She is a research scientist at CSIC since 2008 and, since 2019, director of the Institute of Languages and Cultures of the Mediterranean and the Near East. She has been director of the journal Estudios bizantinos (2013-19) and president of the Sociedad Española de Bizantinística (2009-2017).
Since her doctoral and postdoctoral training, she has worked assiduously in most of the European libraries that preserve Greek manuscripts (Bibliothèque Nationale de France 1988-89, Biblioteca Nacional de España and El Escorial 1989-92, Biblioteca Apostolica Vaticana 1993-1996, etc.), acquiring great experience in their codicological and palaeographic study, the textual transmission of Greek texts, and their reception in Byzantium. After the publication of her doctoral thesis and other research that she carried out at the same time, her interests shifted from the ancient texts to their reception in Byzantium, using the Greek manuscripts as an inexhaustible source of unpublished materials on Byzantine cultural history, the activity of its scholars (John Pediasimos, Manuel Bryennios, Gregory of Cyprus, Maximos Planudes, Nikephoros Gregoras) and the transmission of Greek texts, especially within the framework of the higher education provided in Constantinople and Thessalonike. The Greek manuscripts ceased to be milestones in the transmission of texts and became a manifestation of a rich, complex, and largely unexplored book culture.
A large part of her scientific production is marked by findings of a textual or palaeographic nature in Byzantine manuscripts, in different fields: the historical context of the transmission of texts, the palaeographic identification of the Byzantine copyists or scholars who were involved in that transmission, the historical contextualization of text copying, Byzantine work on ancient texts, Byzantine copy centers and libraries, the history of manuscripts until their arrival in Italy and Spain, and the formation of the libraries of Spanish humanists.

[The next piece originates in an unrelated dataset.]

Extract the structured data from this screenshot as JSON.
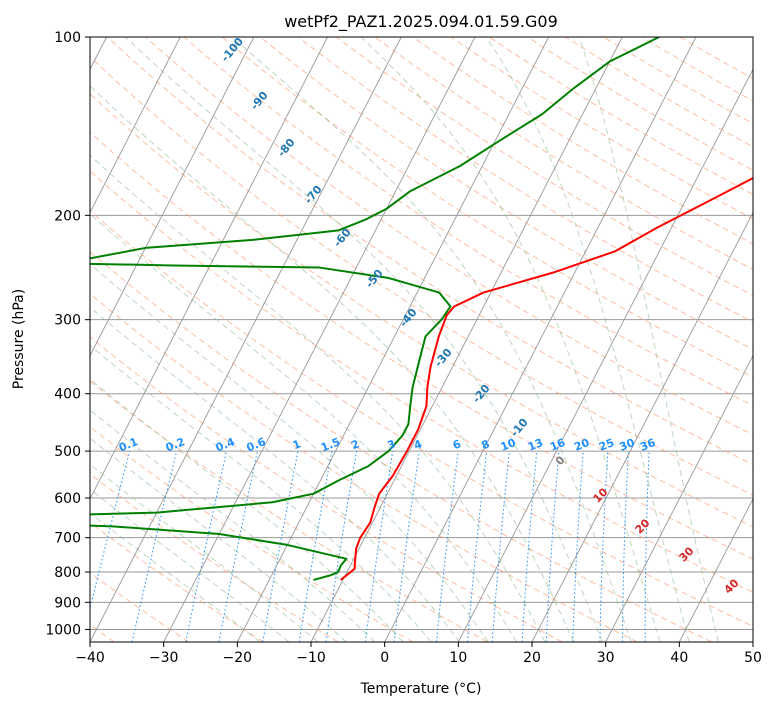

At present she is working on the transmission of scientific and technical texts, both ancient and Byzantine, with the aim of reconstructing the intellectual work of the Byzantines in some little-studied fields of knowledge, especially geography. She is also researching on Byzantine education, especially that which is placed on the margin of the traditional trivium and quadrivium (which do not respond to the flexibility of the contents of teaching in Byzantium) and that which is more akin to applied or technical science. She is also deal with the organization of knowledge as perceived in book inventories and libraries.
She has co-organized the VII International Congress of Greek Paleography (Madrid, 2008) and two exhibitions of Greek manuscripts at the BNE (2008, Lecturas de Bizancio) and at Universidad de Salamanca (2012, Diego de Covarrubias: el hombre y los libros), becoming acquainted with illuminated Greek manuscripts preserved in Spain and publishing later on specific studies on some of them.
In the academic year 2009-10 she spent one year in the Department of Classics, Harvard University, followed in 2013 by a Summer fellowship at Dumbarton Oaks, Washington DC, where she started working on Aristotle’s reception in Byzantium and especially on Michael Psellos’ writings.
She has published in the most prestigious journals of Byzantine Studies and Greek Palaeography (Byzantinische Zeitschrift, Jahrbuch der Österreichischen Byzantinistik, Revue des Études Byzantines, Byzantion, Greek Roman and Byzantine Studies, Rivista di Studi Bizantini e Neoellenici, Scriptorium, Segno e Testo) and collaborated in publications of De Gruyter, Oxford University Press, Cambridge University Press, Editoria Vaticana, Brill, Brepols.